Mutations in NTRK3 suggest a novel signaling pathway in human congenital heart disease.

Abstract

Congenital heart defects (CHDs) are the most common major birth defects and the leading cause of death from congenital malformations. The etiology remains largely unknown, though genetic variants clearly contribute. In a previous study, we identified a large copy-number variant (CNV) that deleted 46 genes in a patient with a malalignment type ventricular septal defect (VSD). The CNV included the gene NTRK3 encoding neurotrophic tyrosine kinase receptor C (TrkC), which is essential for normal cardiogenesis in animal models. To evaluate the role of NTRK3 in human CHDs, we studied 467 patients with related heart defects for NTRK3 mutations.

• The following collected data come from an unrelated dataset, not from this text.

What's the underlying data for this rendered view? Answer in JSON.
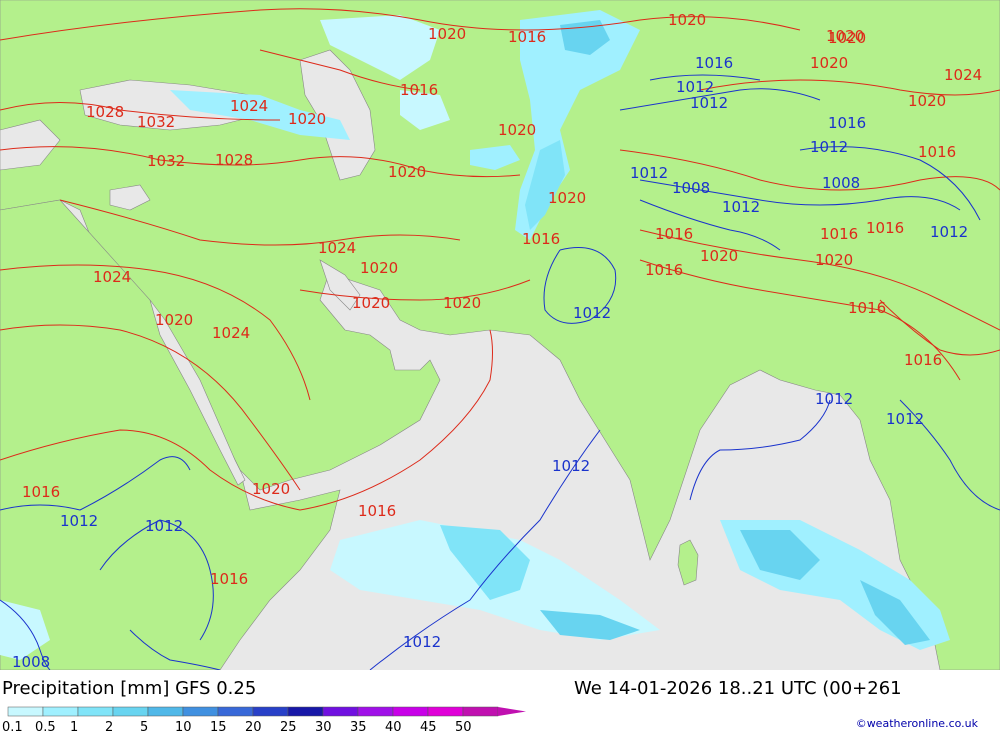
{
  "header": {
    "left_title": "Precipitation [mm] GFS 0.25",
    "right_title": "We 14-01-2026 18..21 UTC (00+261"
  },
  "legend": {
    "labels": [
      "0.1",
      "0.5",
      "1",
      "2",
      "5",
      "10",
      "15",
      "20",
      "25",
      "30",
      "35",
      "40",
      "45",
      "50"
    ],
    "colors": [
      "#c8f8ff",
      "#a0f0ff",
      "#80e4f8",
      "#68d4f0",
      "#50b8e8",
      "#4090e0",
      "#3868d8",
      "#2840c8",
      "#1818a8",
      "#7010e0",
      "#a010e8",
      "#c800e8",
      "#e000d8",
      "#c010b0"
    ]
  },
  "credit": "©weatheronline.co.uk",
  "isobar_labels": {
    "red": [
      "1020",
      "1016",
      "1020",
      "1020",
      "1024",
      "1016",
      "1028",
      "1032",
      "1024",
      "1020",
      "1032",
      "1028",
      "1020",
      "1020",
      "1020",
      "1020",
      "1016",
      "1024",
      "1020",
      "1024",
      "1020",
      "1020",
      "1020",
      "1016",
      "1016",
      "1020",
      "1016",
      "1016",
      "1020",
      "1016",
      "1016",
      "1016",
      "1024",
      "1020",
      "1016",
      "1020",
      "1016",
      "1020",
      "1016"
    ],
    "blue": [
      "1016",
      "1012",
      "1012",
      "1012",
      "1008",
      "1012",
      "1008",
      "1016",
      "1012",
      "1012",
      "1012",
      "1012",
      "1012",
      "1012",
      "1012",
      "1012",
      "1008",
      "1012"
    ]
  },
  "colors": {
    "land": "#b4f08c",
    "sea": "#e8e8e8",
    "red_isobar": "#dd2a1a",
    "blue_isobar": "#1a33cc"
  }
}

We identified four missense mutations in four patients with VSDs that were not found in ethnically matched controls and were predicted to be functionally deleterious. Functional analysis using neuroblastoma cell lines expressing mutant TrkC demonstrated that one of the mutations (c.278C>T, p.T93M) significantly reduced autophosphorylation of TrkC in response to ligand binding, subsequently decreasing phosphorylation of downstream target proteins. In addition, compared with wild type, three of the four cell lines expressing mutant TrkC showed altered cell growth in low-serum conditions without supplemental neurotrophin 3. These findings suggest a novel pathophysiological mechanism involving NTRK3 in the development of VSDs.